Во взгляде Никиты загорается адское пламя, он скользит по моему лицу, спускается к шее. Прижимаю ладонь к пострадавшему месту. Знаю, что сквозь высокий воротник ничего не видно, но не могу совладать с инстинктом. Спрятаться, скрыться. Никита-хищник пугает.

– Что бы ты хотела услышать, малышка? Что я фанат классической литературы, но тщательно скрываю это? Или, что я играю на фортепиано? Самые тупые и популярные женские мечты. Он должен быть крутым мачо снаружи и нежным клоуном внутри.

– Это ты кого описал? Мистера Грея? Так вот какую литературу ты предпочитаешь? – хохочу в голос, представляя Никиту с томиком «50 ОС» в руках.

– Смешно тебе? Смейся, пока можешь, – угрожает он, но я не могу перестать хихикать. – Я не читаю эту хрень. Никакую хрень вообще не читаю.

– Ты просто не с тех книг начал.

– Ну давай, просвети меня. «Гордость и предубеждение», «Мастер и Маргарита», «Грозовой перевал»? Или от какой фигни вы ещё тащитесь?

– Это вечная классика, – серьезно подмечаю я, хоть сама от неё не в восторге.

– Ничего не вечно. Эти истории для других людей, другого поколения. Лет через пятьдесят дети вообще не будут понимать на каком языке написаны классические книги.

– То есть ты их все-таки читал?

– Нет. Просто слышал. Я предпочитаю реальные истории от реальных людей. То, что происходит сейчас. В наше время. Вот, что на самом деле интересно, а не выдумки сумасшедших, алкашей и наркоманов.

– В книгах тоже встречаются истории реальных людей.

– Да? Посыпанные зефирками и шоколадками. Даже трагедии в них неправдоподобны, потому что человек, который испытал настоящий ужас или утрату, никогда не захочет делиться этим с кем-то, а тем более со всем чертовым миром.
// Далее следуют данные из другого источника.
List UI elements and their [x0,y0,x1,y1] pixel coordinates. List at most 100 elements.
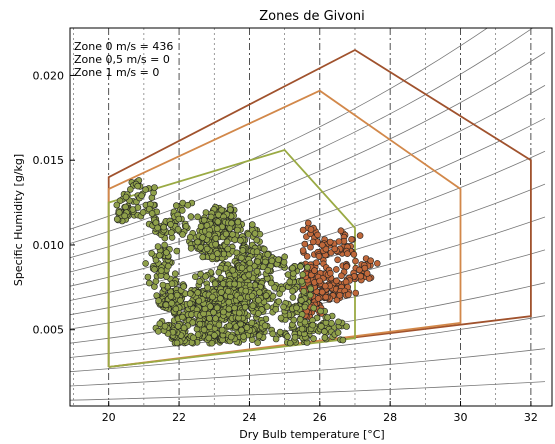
data-point [122,203,129,211]
rh-curve [70,381,546,401]
y-tick-label: 0.005 [33,324,65,337]
data-point [194,238,201,246]
data-point [173,339,181,347]
data-point [129,206,137,213]
data-point [350,251,358,258]
data-point [224,245,232,253]
data-point [279,285,286,293]
data-point [267,279,275,287]
data-point [321,328,328,335]
data-point [158,267,165,274]
data-point [173,202,180,209]
data-point [301,240,309,248]
data-point [205,231,213,239]
data-point [177,297,184,304]
x-tick-label: 30 [454,411,468,424]
data-point [229,266,237,274]
x-tick-label: 24 [242,411,256,424]
data-point [357,272,365,280]
data-point [272,335,280,343]
data-point [138,192,145,199]
data-point [174,226,182,233]
data-point [239,247,247,254]
data-point [334,256,341,264]
data-point [307,243,314,251]
data-point [174,322,182,330]
rh-curve [70,28,534,244]
data-point [337,227,345,234]
data-point [322,245,330,253]
data-point [146,279,153,287]
data-point [343,263,350,270]
data-point [246,259,254,267]
data-point [142,260,149,267]
data-point [151,266,158,273]
data-point [311,267,318,274]
data-point [187,245,195,252]
data-point [373,260,381,267]
scatter-series [299,219,381,321]
data-point [304,219,312,227]
data-point [253,248,261,255]
data-point [154,224,161,232]
data-point [363,270,371,277]
data-point [206,314,213,322]
data-point [200,326,208,334]
data-point [297,297,305,304]
data-point [192,273,199,281]
data-point [306,291,314,299]
data-point [209,293,216,301]
data-point [263,303,271,310]
data-point [194,331,202,339]
data-point [227,333,235,341]
data-point [237,294,244,302]
data-point [234,218,242,226]
plot-frame [69,27,553,407]
data-point [173,247,181,255]
data-point [261,322,269,330]
data-point [281,253,289,261]
data-point [197,223,205,230]
data-point [280,303,287,311]
data-point [264,251,272,258]
data-point [248,319,256,327]
zone-outline [107,148,356,368]
data-point [227,206,234,213]
data-point [286,278,294,286]
y-tick-label: 0.020 [33,69,65,82]
data-point [253,267,261,275]
data-point [113,201,121,209]
data-point [321,334,329,341]
rh-curve [70,85,546,273]
data-point [309,238,317,246]
data-point [213,304,221,312]
data-point [179,207,186,214]
data-point [180,283,187,290]
data-point [298,277,306,285]
data-point [276,328,284,336]
rh-curve [70,117,546,287]
data-point [222,230,230,238]
data-point [184,201,192,209]
data-point [275,256,282,264]
data-point [309,321,317,329]
data-point [298,325,306,333]
data-layer [107,48,532,368]
data-point [332,266,340,273]
data-point [296,315,304,323]
data-point [255,296,262,304]
data-point [217,295,224,302]
data-point [148,250,155,257]
data-point [228,219,235,227]
data-point [333,296,341,304]
data-point [352,257,359,265]
data-point [324,314,331,321]
data-point [194,213,201,221]
data-point [168,299,175,307]
data-point [352,289,360,297]
data-point [207,213,215,221]
data-point [299,226,307,234]
data-point [186,300,194,307]
data-point [203,245,211,253]
data-point [344,291,352,299]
– Иногда, чтобы отпустило, необходимо разделить с кем-то свою боль.

– И какая же боль у тебя?

– А у тебя?

– У меня нет проблем или сожалений.

– От балаболов не скроешься.

– Что ты сказала? – Никита наклоняется вперед, цепляя ногой кресло, в котором я сижу, и подвигает к себе.

– Что ты лжешь, – меняю фразу на более приличный вариант, но не теряю решимости.

Ему нечего сказать, а пустота в глазах лишь подтверждает мою правоту. Никита касается моей рассеченной брови большим пальцем, но в этот раз я не дам ему перевести все внимание на меня. Поднимаю руку и забираюсь под густую темную челку. Чувствую кончиками пальцев грубый зарубцевавшийся шрам.

Это больше чем разговор. Никто из нас не готов рассказать все, но мы, кажется, понимаем друг друга и без слов. Возможно, я все себе придумала, но…

Он убирает руку и перехватывает мою. Всего лишь ладони. Горячее и тягучее прикосновение, и каждая частичка внутри отзывается на него тихим пением.

Никита перебирает мои пальцы, слово изучает их, запоминает. Смотрит на наши руки, а я мечтаю узнать, о чем он думает. Что у него в голове?